Da questo momento in poi Samia è una tahrib, clandestina, senza diritti, invisibile agli occhi di tutti e possibile oggetto di maltrattamento.

Per tre giorni viaggia con settantaquattro persone su una Jeep fino a Khartoum e, dopo aver superato il Sudan e il massacrante deserto del Sahara, arrivano ai confini della Libia, dove è lasciata nella prigione di Kufra, un posto in cui si è trattati come carne da macello se non si ha denaro da dare ai trafficanti di uomini.

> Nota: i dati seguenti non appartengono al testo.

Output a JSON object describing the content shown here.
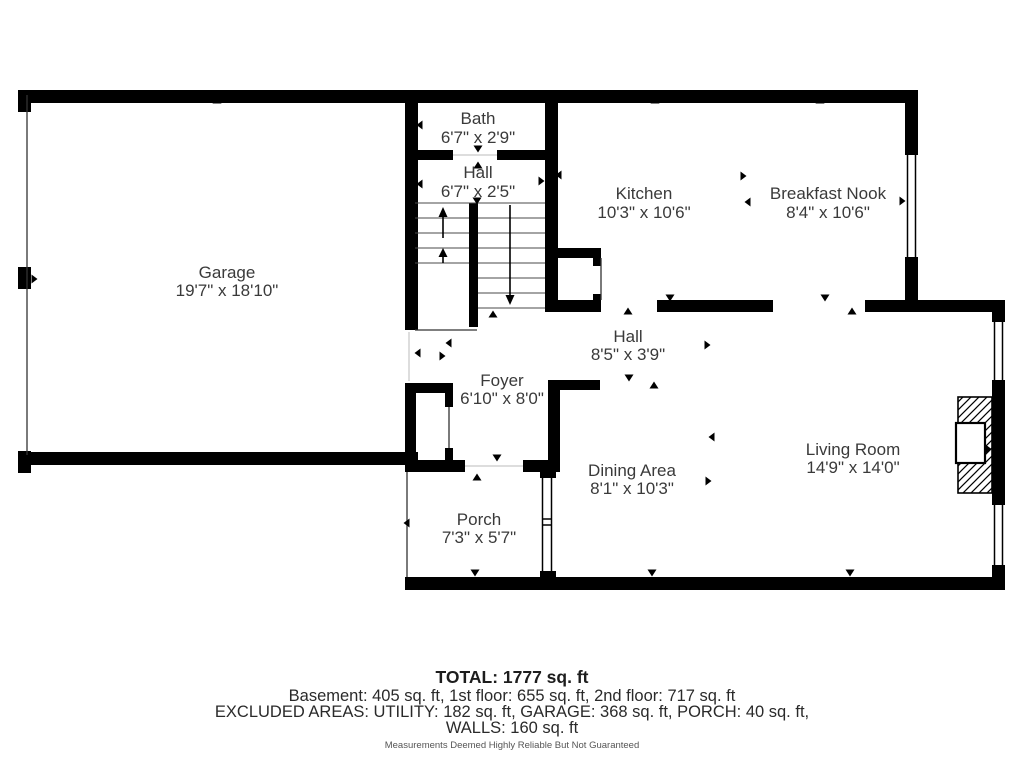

Samia, dopo aver superato una malattia e la cattiveria degli uomini, arriva a Tripoli; anche qui, l’attesa è lunga: i trafficanti di uomini danno un minuto di telefonata ai migranti per chiedere a parenti i soldi per il Viaggio. Una volta giunti i dollari racimolati dalla sorella e dalla famiglia, si imbarca con destinazione Italia. Nel Mediterraneo, però, la barca, dopo un guasto va alla deriva per ore, fino a quando non giunge un’imbarcazione italiana: le intenzioni di riportare il convoglio indietro, spingono i migranti a buttarsi in mare per raggiungere gli italiani. Vengono calate delle funi per salvare gli uomini in mare, ma non tutti riescono ad afferrarle: Samia muore il due aprile 2012.

Un romanzo emozionante, violento e struggente, che ci permette di capire la disperata situazione di molte popolazioni africane, ma anche la grande potenza dei sogni che alimentano la speranza e caricano di aspettative la vita, pur affrontando disagi e violenze.

La vita di Samia è un inno alla libertà, a quel sentimento che mostra la realtà come la vorremmo, covando il sogno di modificarla. La protagonista di questa storia è una persona da prendere come esempio, per il coraggio che le ha permesso di credere nei sogni fino al suo ultimo respiro.

Inoltre, il romanzo ttrasmette un altro significato importante: se uno ha un sogno, non importa la situazione economica o sociale in cui versa, se si ama veramente qualcosa, si superano ostacoli e difficoltà.

Questa è una storia raccapricciante, da consigliare a tutti in lettura, soprattutto agli adulti che spesso dimenticano che i ragazzi sono forti e coraggiosi, perché non hanno paura di sognare, di fare ciò che desiderano e di provare a vivere al meglio la propria vita.

Da non leggere prima dei sedici anni.